А вот немца, я думаю, легко сломать. Он сразу бросится спорить, доказывать. Тут ему и крышка (если, конечно, на любителя попадёт). Вот бы Юнга обломать! Я даже прикинул как. Подкатиться к нему надо архисерьёзно (завоевать авторитет, стать «интересным»):

– Так и так-де, Карл Густавович, есть к вам вопросик, помогите разобраться. Я вот думаю всё, где предел дозволенного вторжения в человеческую психику? Не является ли зачастую психоанализ провоцированием психических расстройств? Как же тогда с врачебной этикой, со знаменитым «не навреди»?

И материальчик, материальчик, заранее собранный. И тут он бы клюнул. Я заметил, что эта проблема его мучала и, что особенно важно, не вполне осознанно. Тут можно было бы и насчёт денег довернуть: гонорары с сумасшедших, несчастных людей, причём не просто пациентов, а друзей – ведь психоаналитик, в отличие от врача и человека любой другой специальности, имеет дело не с клиентом, а с личностью: лоб в лоб, глаза в глаза. И между ними устанавливаются человеческие личностные контакты: привязанность, симпатия, доверие. И тут деньги. И хорошие деньги. Но тут надо очень осторожно, так как с европейцами такие вещи не проходят. Это уже для русских условий. Но при благоприятной ситуации и с заглушками довернуть можно. Тем более, что это может быть осмыслено как составная часть определённой роли, которая будет являться второй фазой «русского психоанализа». Надо будет предстать человеком, нуждающимся в психотерапевтической помощи. То есть проблема этической ответственности врача, её заострение должно дешифроваться Юнгом как признак психической деформации (жажда разоблачительства как компенсаторная функция и т. д.). И тут уже Карла Густавовича начать ломать по-чёрному. В процессе контакта со сконструированным больным (действительно больным, так как психическая болезнь это лишь болезненное разрастание того или иного нормального психического состояния – болезнь следует нарастить на имеющуюся основу), и вот в процессе этого контакта психоаналитик должен почувствовать, что над ним глумятся. Но именно почувствовать, а не осознать – иначе крючок будет сорван. Никаких реальных фактов, а лишь неуловимая вязь намёков, некий запашок глумливого тлена, в который отказываешься верить. Ведь иначе получается совсем иной, грандиозный, немыслимый масштаб, а человек склонен верить в маленькое. Он видит крохотную головку плезиозавра и не догадывается, что под водой скрывается многотонная туша. И тут должно быть злорадное равновесие. То страх, то успокоенность («не будет же он»). Нужно манить кажущейся лёгкостью дешифровки ситуации. Вот-вот всё станет на свои места, все станет окончательно ясным. А не станет.

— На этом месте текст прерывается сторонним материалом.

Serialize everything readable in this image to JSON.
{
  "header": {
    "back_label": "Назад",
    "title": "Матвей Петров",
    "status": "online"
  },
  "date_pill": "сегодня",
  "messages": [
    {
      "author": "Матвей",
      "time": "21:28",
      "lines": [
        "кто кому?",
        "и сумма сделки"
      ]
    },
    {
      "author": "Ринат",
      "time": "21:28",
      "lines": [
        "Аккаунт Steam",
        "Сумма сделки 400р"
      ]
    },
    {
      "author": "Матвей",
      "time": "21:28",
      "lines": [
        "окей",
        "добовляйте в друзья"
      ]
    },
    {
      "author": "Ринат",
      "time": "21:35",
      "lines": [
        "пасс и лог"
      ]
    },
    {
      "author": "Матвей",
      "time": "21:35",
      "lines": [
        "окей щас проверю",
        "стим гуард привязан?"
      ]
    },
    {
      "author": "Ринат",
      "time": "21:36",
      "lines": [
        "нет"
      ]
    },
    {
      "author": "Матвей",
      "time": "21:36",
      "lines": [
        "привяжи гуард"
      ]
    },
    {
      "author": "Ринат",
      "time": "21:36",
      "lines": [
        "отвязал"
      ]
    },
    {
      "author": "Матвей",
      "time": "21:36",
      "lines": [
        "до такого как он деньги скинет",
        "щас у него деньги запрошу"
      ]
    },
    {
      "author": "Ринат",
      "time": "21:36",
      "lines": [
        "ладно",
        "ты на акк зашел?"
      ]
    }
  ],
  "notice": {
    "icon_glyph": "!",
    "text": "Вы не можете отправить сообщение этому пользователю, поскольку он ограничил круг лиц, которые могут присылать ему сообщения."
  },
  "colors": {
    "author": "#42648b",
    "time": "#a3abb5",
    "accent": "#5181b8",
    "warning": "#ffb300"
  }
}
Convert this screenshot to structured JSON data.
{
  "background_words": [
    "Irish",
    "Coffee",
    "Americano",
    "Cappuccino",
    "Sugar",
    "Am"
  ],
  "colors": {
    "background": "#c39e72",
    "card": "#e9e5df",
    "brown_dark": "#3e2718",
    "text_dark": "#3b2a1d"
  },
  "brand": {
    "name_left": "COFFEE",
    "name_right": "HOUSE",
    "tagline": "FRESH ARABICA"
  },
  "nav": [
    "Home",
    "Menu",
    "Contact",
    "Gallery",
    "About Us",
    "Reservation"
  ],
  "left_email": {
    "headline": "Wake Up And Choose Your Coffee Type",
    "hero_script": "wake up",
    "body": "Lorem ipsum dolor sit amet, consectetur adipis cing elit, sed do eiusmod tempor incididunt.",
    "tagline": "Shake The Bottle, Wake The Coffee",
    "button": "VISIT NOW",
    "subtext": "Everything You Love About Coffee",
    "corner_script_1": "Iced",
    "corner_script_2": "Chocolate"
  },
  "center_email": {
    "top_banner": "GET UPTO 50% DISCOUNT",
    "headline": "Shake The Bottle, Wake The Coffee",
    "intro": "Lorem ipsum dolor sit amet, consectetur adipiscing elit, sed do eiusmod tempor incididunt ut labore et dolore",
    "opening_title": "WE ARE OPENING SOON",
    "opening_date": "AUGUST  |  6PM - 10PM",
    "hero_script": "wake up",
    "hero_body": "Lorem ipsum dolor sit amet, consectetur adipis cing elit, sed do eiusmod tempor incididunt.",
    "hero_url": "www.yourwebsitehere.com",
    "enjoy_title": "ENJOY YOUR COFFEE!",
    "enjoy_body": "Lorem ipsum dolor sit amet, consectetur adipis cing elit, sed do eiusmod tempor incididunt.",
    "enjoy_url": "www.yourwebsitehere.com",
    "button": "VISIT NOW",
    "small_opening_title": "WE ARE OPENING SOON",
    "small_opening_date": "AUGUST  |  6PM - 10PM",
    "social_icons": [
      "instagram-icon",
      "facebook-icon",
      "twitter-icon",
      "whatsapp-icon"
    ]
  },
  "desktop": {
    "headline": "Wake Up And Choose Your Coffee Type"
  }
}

Теперь, когда противник перед вами в своей нежной открытости абсолютного неведения, надо фомочкой действовать, топориком. Скажем, Юнг верил в парапсихологию и т. д. Это дело сложное, запутанное, а нам важен сейчас хвостик. «Не будет же он» надо использовать. Юнг детски пугался разных неведомых стуков и скрипов, взрывающихся ножей и трескающихся шкафов. Ну и подсунуть ему хлопушечку. Умненько. Потом ещё: Юнг в одном отношении страшно слаб, наивен. Он не знает, что такое русское следствие, дознание. А пробраться в кабинетик к нему ночью в клинике, да и прочесть свою историю болезни. Ведь конечно всё чуть ли не на столе лежит, или в ящике незакрытом – «не будет же он». А когда шифрограмма в руках, умному человеку ничего и не надо больше. А если ещё в дневничке-паучке психоаналитические заметки субъективного плана… На кого ж ты полез, дурашка. (916) Тебе бы имени моего ужаснуться. Подсунуть ему парочку снов, злорадно объясняющих его же жизненную ситуацию (923). И чтобы луковично доходило, постепенно…

Юнг интересен. Это сложная, европейская игрушка: электрическая железная дорога или компьютерные «звёздные войны». Такие вещи и ломать интересно.